Sending data in plain text just doesn’t cut it in an age of abundant hack attacks and mass metadata collection. Some of the biggest names on the Web—Facebook, Google, Twitter, etc.—have already embraced default encryption to safeguard your precious data, and the next-gen version of the crucial HTTP protocol will only work for URLs protected by HTTPS.
Mark Nottingham, chair of the HTTPbis working group developing the HTTP 2.0 protocol for the Internet Engineering Task Force,
made the announcement early Wednesday in a Worldwide Web Consortium mailing list.
“I believe the best way that we can meet the goal of increasing use of TLS [Transport Layer Security] on the Web is to encourage its use by only using HTTP/2.0 with https:// URIs,” Nottingham wrote.

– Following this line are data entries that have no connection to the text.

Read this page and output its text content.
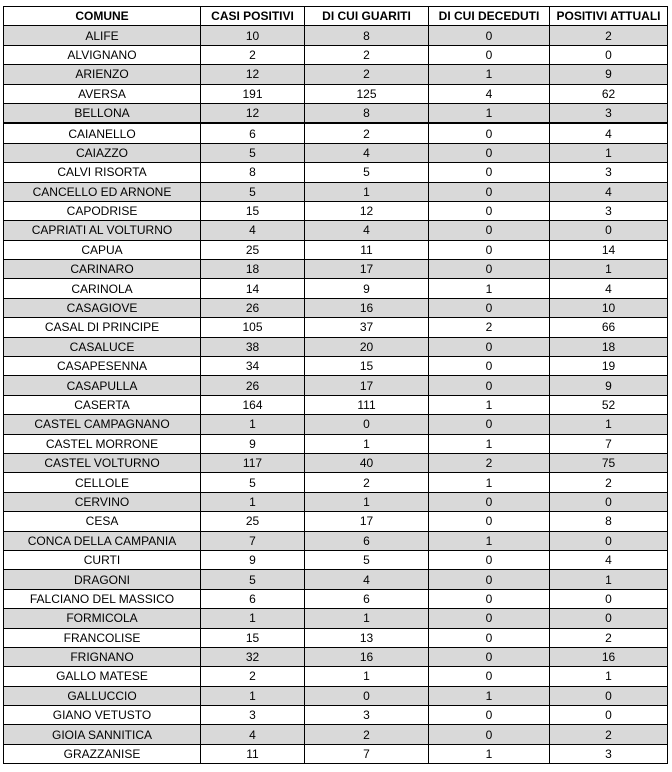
COMUNE	CASI POSITIVI	DI CUI GUARITI	DI CUI DECEDUTI	POSITIVI ATTUALI
ALIFE	10	8	0	2
ALVIGNANO	2	2	0	0
ARIENZO	12	2	1	9
AVERSA	191	125	4	62
BELLONA	12	8	1	3
CAIANELLO	6	2	0	4
CAIAZZO	5	4	0	1
CALVI RISORTA	8	5	0	3
CANCELLO ED ARNONE	5	1	0	4
CAPODRISE	15	12	0	3
CAPRIATI AL VOLTURNO	4	4	0	0
CAPUA	25	11	0	14
CARINARO	18	17	0	1
CARINOLA	14	9	1	4
CASAGIOVE	26	16	0	10
CASAL DI PRINCIPE	105	37	2	66
CASALUCE	38	20	0	18
CASAPESENNA	34	15	0	19
CASAPULLA	26	17	0	9
CASERTA	164	111	1	52
CASTEL CAMPAGNANO	1	0	0	1
CASTEL MORRONE	9	1	1	7
CASTEL VOLTURNO	117	40	2	75
CELLOLE	5	2	1	2
CERVINO	1	1	0	0
CESA	25	17	0	8
CONCA DELLA CAMPANIA	7	6	1	0
CURTI	9	5	0	4
DRAGONI	5	4	0	1
FALCIANO DEL MASSICO	6	6	0	0
FORMICOLA	1	1	0	0
FRANCOLISE	15	13	0	2
FRIGNANO	32	16	0	16
GALLO MATESE	2	1	0	1
GALLUCCIO	1	0	1	0
GIANO VETUSTO	3	3	0	0
GIOIA SANNITICA	4	2	0	2
GRAZZANISE	11	7	1	3
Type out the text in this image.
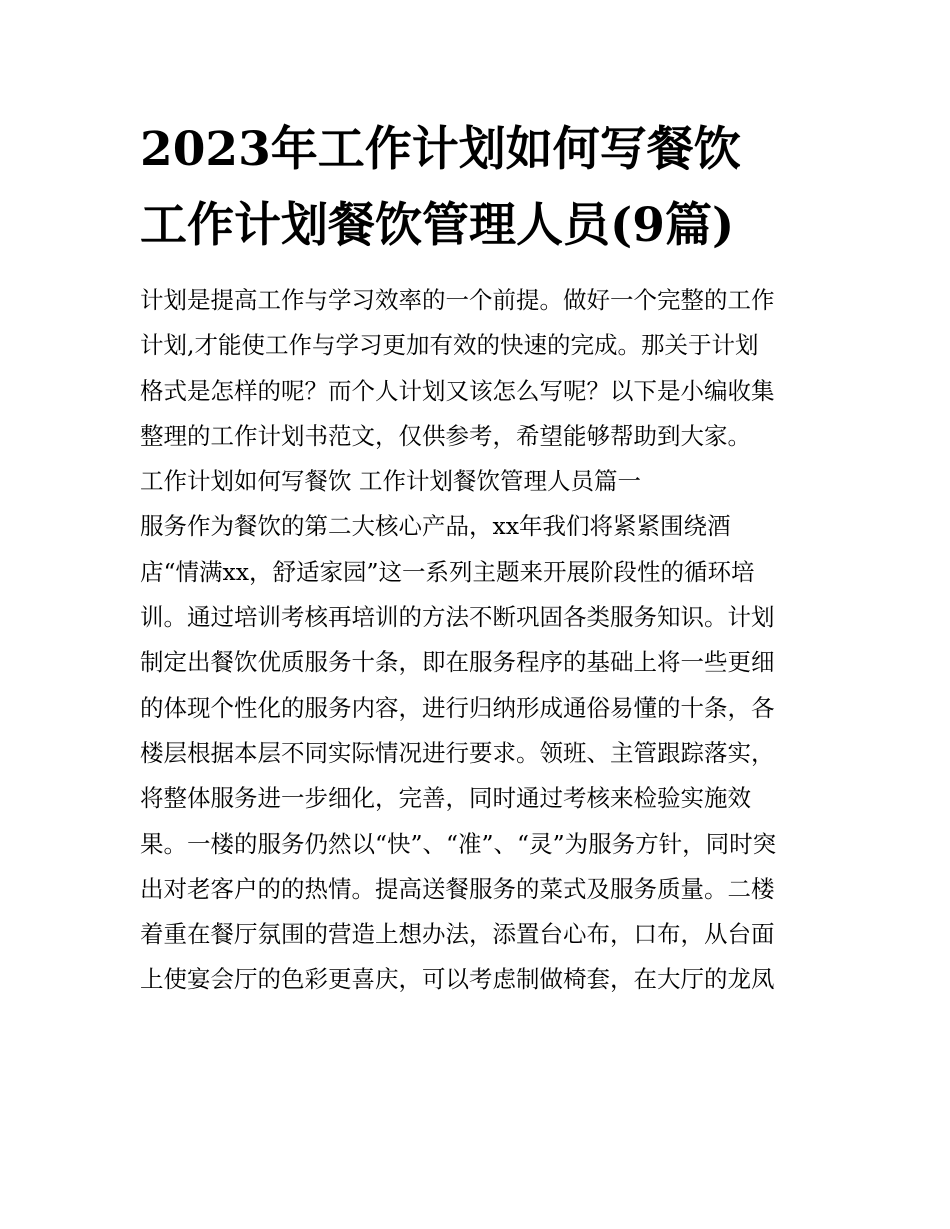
2023年工作计划如何写餐饮
工作计划餐饮管理人员(9篇)
计划是提高工作与学习效率的一个前提。做好一个完整的工作
计划,才能使工作与学习更加有效的快速的完成。那关于计划
格式是怎样的呢？而个人计划又该怎么写呢？以下是小编收集
整理的工作计划书范文，仅供参考，希望能够帮助到大家。
工作计划如何写餐饮 工作计划餐饮管理人员篇一
服务作为餐饮的第二大核心产品，xx年我们将紧紧围绕酒
店“情满xx，舒适家园”这一系列主题来开展阶段性的循环培
训。通过培训考核再培训的方法不断巩固各类服务知识。计划
制定出餐饮优质服务十条，即在服务程序的基础上将一些更细
的体现个性化的服务内容，进行归纳形成通俗易懂的十条，各
楼层根据本层不同实际情况进行要求。领班、主管跟踪落实，
将整体服务进一步细化，完善，同时通过考核来检验实施效
果。一楼的服务仍然以“快”、“准”、“灵”为服务方针，同时突
出对老客户的的热情。提高送餐服务的菜式及服务质量。二楼
着重在餐厅氛围的营造上想办法，添置台心布，口布，从台面
上使宴会厅的色彩更喜庆，可以考虑制做椅套，在大厅的龙凤
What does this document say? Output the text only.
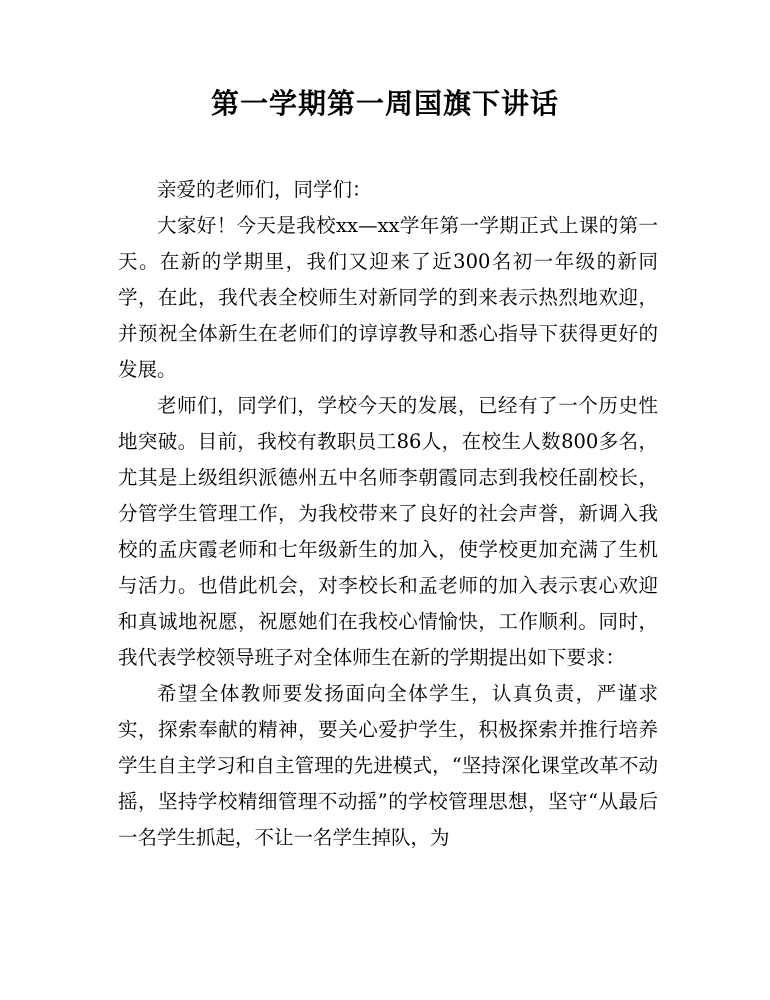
第一学期第一周国旗下讲话

亲爱的老师们，同学们：

大家好！今天是我校xx—xx学年第一学期正式上课的第一天。在新的学期里，我们又迎来了近300名初一年级的新同学，在此，我代表全校师生对新同学的到来表示热烈地欢迎，并预祝全体新生在老师们的谆谆教导和悉心指导下获得更好的发展。

老师们，同学们，学校今天的发展，已经有了一个历史性地突破。目前，我校有教职员工86人，在校生人数800多名，尤其是上级组织派德州五中名师李朝霞同志到我校任副校长，分管学生管理工作，为我校带来了良好的社会声誉，新调入我校的孟庆霞老师和七年级新生的加入，使学校更加充满了生机与活力。也借此机会，对李校长和孟老师的加入表示衷心欢迎和真诚地祝愿，祝愿她们在我校心情愉快，工作顺利。同时，我代表学校领导班子对全体师生在新的学期提出如下要求：

希望全体教师要发扬面向全体学生，认真负责，严谨求实，探索奉献的精神，要关心爱护学生，积极探索并推行培养学生自主学习和自主管理的先进模式，“坚持深化课堂改革不动摇，坚持学校精细管理不动摇”的学校管理思想，坚守“从最后一名学生抓起，不让一名学生掉队，为
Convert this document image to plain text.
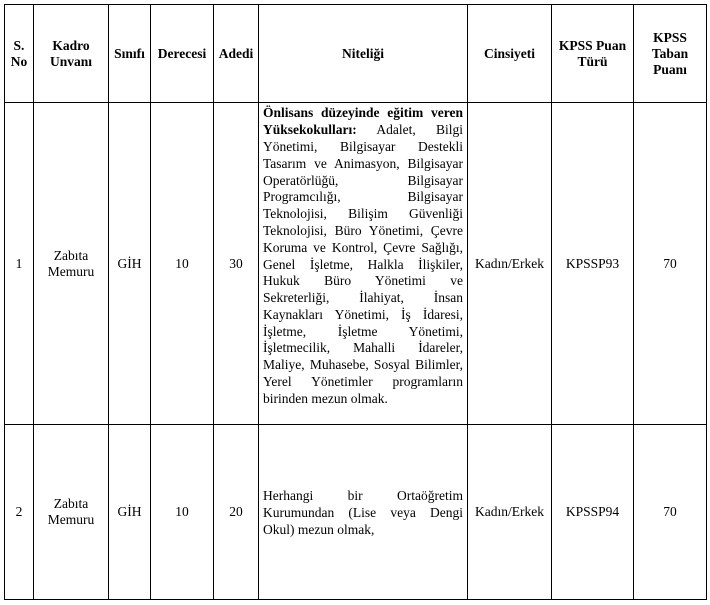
S. No	Kadro Unvanı	Sınıfı	Derecesi	Adedi	Niteliği	Cinsiyeti	KPSS Puan Türü	KPSS Taban Puanı
1	Zabıta Memuru	GİH	10	30	Önlisans düzeyinde eğitim veren Yüksekokulları: Adalet, Bilgi Yönetimi, Bilgisayar Destekli Tasarım ve Animasyon, Bilgisayar Operatörlüğü, Bilgisayar Programcılığı, Bilgisayar Teknolojisi, Bilişim Güvenliği Teknolojisi, Büro Yönetimi, Çevre Koruma ve Kontrol, Çevre Sağlığı, Genel İşletme, Halkla İlişkiler, Hukuk Büro Yönetimi ve Sekreterliği, İlahiyat, İnsan Kaynakları Yönetimi, İş İdaresi, İşletme, İşletme Yönetimi, İşletmecilik, Mahalli İdareler, Maliye, Muhasebe, Sosyal Bilimler, Yerel Yönetimler programların birinden mezun olmak.	Kadın/Erkek	KPSSP93	70
2	Zabıta Memuru	GİH	10	20	Herhangi bir Ortaöğretim Kurumundan (Lise veya Dengi Okul) mezun olmak,	Kadın/Erkek	KPSSP94	70
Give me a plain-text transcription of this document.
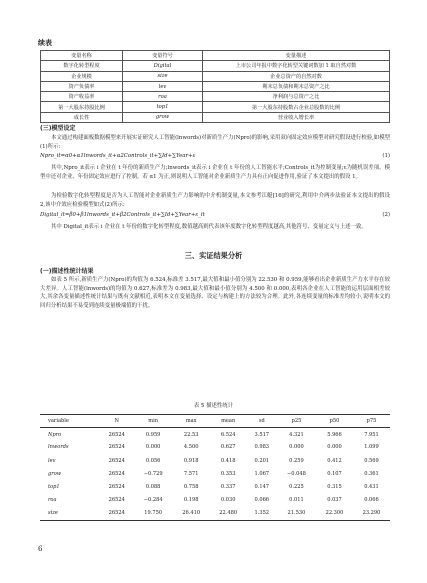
续表
变量名称	变量符号	变量描述
数字化转型程度	Digital	上市公司年报中数字化转型关键词数加 1 取自然对数
企业规模	size	企业总资产的自然对数
资产负债率	lev	期末总负债和期末总资产之比
资产收益率	roa	净利润与总资产之比
第一大股东持股比例	top1	第一大股东持股数占企业总股数的比例
成长性	grow	营业收入增长率
(三)模型设定
本文通过构建面板数据模型来开展实证研究人工智能(lnwords)对新质生产力(Npro)的影响,采用双向固定效应模型对研究假设进行校验,如模型(1)所示:
Npro_it=α0+α1lnwords_it+α2Controls_it+∑Id+∑Year+ε	(1)
其中,Npro_it表示 i 企业在 t 年份的新质生产力;lnwords_it表示 i 企业在 t 年份的人工智能水平;Controls_it为控制变量;ε为随机误差项。模型中还对企业、年份固定效应进行了控制。若 α1 为正,则说明人工智能对企业新质生产力具有正向促进作用,验证了本文提出的假设 1。
为检验数字化转型程度是否为人工智能对企业新质生产力影响的中介机制变量,本文参考江艇[16]的研究,利用中介两步法验证本文提出的假设 2,该中介效应检验模型如式(2)所示:
Digital_it=β0+β1lnwords_it+β2Controls_it+∑Id+∑Year+ε_it	(2)
其中 Digital_it表示 i 企业在 t 年份的数字化转型程度,数值越高则代表该年度数字化转型程度越高,其他符号、变量定义与上述一致。
三、实证结果分析
(一)描述性统计结果
如表 5 所示,新质生产力(Npro)的均值为 6.524,标准差 3.517,最大值和最小值分别为 22.530 和 0.959,能够看出企业新质生产力水平存在较大差异。人工智能(lnwords)的均值为 0.627,标准差为 0.983,最大值和最小值分别为 4.500 和 0.000,表明各企业在人工智能的运用层面相差较大,其余各变量描述性统计结果与既有文献相近,表明本文在变量选择、设定与构建上的方法较为合理。此外,各连续变量的标准差均较小,说明本文的回归分析结果不易受到连续变量极端值的干扰。
表 5 描述性统计
variable	N	min	max	mean	sd	p25	p50	p75
Npro	26524	0.959	22.53	6.524	3.517	4.321	5.966	7.951
lnwords	26524	0.000	4.500	0.627	0.983	0.000	0.000	1.099
lev	26524	0.056	0.918	0.418	0.201	0.259	0.412	0.569
grow	26524	−0.729	7.571	0.353	1.067	−0.048	0.107	0.361
top1	26524	0.088	0.758	0.337	0.147	0.225	0.315	0.431
roa	26524	−0.284	0.198	0.030	0.066	0.011	0.037	0.066
size	26524	19.750	26.410	22.480	1.352	21.530	22.300	23.290
6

Leaping through hoops for backward compatibility
Non-encrypted HTTP URLs would continue to use the current HTTP protocol, though Nottingham says the HTTP 2.0 protocol will still need to formally define how the protocol handles unencrypted URLs.
That's because the “HTTP 2.0 requires HTTPS” line becomes a but blurry further down om Nottingham’s announcement.
One more step on a long road to a faster, safer Web
The HTTPbis Working Group’s last call for HTTP 2.0 is slated to occur in April 2014, before submitting HTTP 2.0 to the Internet Engineering Standards Group in November 2014 for consideration as a formal standard.